I spent some time with the Eastern Baptist Association Ministers last week and really enjoyed my time among them - they're not so different to their Western counter-parts!  Much of the mealtime and coffee conversation revolved around the stuff I was talking about, although I tried to say too much in the first session, so suspect a lot was lost. However, one thing, I acme away from there thinking, is how much we need to move from simply permission giving to intentional empowerment.

'As Baptists, we don't need permission to do anything'. I've heard it, you've probably heard it. This may be true, but it has clearly been an issue for Anglicans.

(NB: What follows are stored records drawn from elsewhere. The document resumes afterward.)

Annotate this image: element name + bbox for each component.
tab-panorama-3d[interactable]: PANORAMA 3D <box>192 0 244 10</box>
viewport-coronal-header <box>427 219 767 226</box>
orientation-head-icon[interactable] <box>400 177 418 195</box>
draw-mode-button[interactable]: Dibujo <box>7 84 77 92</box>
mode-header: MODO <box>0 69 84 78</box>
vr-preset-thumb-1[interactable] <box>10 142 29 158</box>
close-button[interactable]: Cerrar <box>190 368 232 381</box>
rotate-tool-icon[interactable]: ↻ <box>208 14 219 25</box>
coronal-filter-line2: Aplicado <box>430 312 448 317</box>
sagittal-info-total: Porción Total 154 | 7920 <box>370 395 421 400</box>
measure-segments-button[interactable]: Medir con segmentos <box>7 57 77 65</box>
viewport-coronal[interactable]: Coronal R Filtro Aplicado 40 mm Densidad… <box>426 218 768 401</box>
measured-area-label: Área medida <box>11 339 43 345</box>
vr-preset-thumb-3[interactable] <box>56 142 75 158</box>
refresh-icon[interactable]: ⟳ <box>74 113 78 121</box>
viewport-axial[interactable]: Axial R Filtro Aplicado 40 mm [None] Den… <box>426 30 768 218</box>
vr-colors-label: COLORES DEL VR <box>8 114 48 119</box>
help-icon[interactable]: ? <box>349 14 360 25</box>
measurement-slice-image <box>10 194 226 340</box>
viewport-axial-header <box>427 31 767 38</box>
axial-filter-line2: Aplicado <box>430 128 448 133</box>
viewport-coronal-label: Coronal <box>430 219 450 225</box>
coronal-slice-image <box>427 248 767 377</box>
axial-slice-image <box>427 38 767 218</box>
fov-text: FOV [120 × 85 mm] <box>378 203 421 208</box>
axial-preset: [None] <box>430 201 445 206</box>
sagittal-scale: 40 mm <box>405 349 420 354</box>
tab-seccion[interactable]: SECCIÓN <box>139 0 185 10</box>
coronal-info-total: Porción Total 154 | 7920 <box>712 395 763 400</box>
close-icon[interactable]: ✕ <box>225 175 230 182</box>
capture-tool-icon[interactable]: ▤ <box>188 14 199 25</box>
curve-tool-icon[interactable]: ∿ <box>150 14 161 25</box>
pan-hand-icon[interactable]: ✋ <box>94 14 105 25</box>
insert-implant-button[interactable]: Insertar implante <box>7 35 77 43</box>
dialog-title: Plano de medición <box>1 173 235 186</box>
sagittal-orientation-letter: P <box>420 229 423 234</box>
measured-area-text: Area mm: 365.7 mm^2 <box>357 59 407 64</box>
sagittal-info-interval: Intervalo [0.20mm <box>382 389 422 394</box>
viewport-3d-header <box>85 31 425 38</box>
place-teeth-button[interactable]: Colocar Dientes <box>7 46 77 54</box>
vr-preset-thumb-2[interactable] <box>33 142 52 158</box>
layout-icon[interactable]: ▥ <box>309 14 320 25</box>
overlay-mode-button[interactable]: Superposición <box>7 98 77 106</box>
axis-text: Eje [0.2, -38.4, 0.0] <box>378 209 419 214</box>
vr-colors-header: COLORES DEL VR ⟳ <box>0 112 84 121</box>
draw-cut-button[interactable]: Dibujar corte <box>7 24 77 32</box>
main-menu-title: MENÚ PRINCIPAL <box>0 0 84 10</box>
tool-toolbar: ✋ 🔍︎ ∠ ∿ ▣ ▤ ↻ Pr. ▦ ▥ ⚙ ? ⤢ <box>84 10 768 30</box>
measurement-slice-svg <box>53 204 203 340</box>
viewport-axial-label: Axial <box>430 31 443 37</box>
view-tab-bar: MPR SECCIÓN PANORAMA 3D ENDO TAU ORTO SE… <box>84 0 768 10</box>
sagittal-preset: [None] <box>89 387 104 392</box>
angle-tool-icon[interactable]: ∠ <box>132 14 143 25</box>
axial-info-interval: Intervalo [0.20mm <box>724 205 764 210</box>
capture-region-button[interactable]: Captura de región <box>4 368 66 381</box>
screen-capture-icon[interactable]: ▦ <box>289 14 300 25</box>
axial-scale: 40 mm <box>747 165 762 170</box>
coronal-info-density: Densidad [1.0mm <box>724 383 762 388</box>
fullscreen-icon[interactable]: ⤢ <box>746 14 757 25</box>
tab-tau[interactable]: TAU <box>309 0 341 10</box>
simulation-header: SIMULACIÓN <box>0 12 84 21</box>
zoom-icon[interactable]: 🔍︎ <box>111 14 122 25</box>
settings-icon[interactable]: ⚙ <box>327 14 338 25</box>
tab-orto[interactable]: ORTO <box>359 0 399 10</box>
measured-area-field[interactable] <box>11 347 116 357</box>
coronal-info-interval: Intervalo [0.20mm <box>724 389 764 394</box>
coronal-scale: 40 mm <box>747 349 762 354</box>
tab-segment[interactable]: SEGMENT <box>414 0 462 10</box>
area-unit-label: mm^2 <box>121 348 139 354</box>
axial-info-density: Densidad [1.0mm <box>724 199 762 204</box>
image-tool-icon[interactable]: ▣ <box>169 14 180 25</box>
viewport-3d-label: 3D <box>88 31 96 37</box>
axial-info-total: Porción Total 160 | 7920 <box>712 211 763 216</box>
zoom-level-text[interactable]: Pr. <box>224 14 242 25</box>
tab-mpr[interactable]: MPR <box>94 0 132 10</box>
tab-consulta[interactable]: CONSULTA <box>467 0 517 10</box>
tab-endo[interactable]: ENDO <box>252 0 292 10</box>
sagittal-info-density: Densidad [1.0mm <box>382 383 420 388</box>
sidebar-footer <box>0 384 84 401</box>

It has often been cited; one of the reasons Fresh Expressions has taken off, along with various other initiatives in their wake, is because of 'the permission of the Bishops'. The Baptist response is 'we don't need permission' and specifically in relation to FE 'we do these anyway'. So, my questions, at this point, are:

-  'If we don't need permission, why are we such conformist non-conformists?'
-  Are we actually experimenting (very much) with new patterns and forms anyway?

Last week, I was exploring Ephesians 4: 1-16. My take is this is, primarily, a 'local church' text. It's not usually sufficient for whoever the key leader is to simply say to the apostolic, prophetic, evangelistic types, 'you have my permission'. It either doesn't happen, or you get chaos! In other words, you still need leadership, but of a particular ilk.

However, as we await the unfolding thinking of the Futures Group, we need to be careful and ensure we also embed such leadership in every strata of whatever structures we go for. Simply, saying 'you have our permission' will not cut it. We do need intentional empowerment - of regional ministry and local ministry. This only happens if we're clear about direction and outcomes. This needs more leadership than management.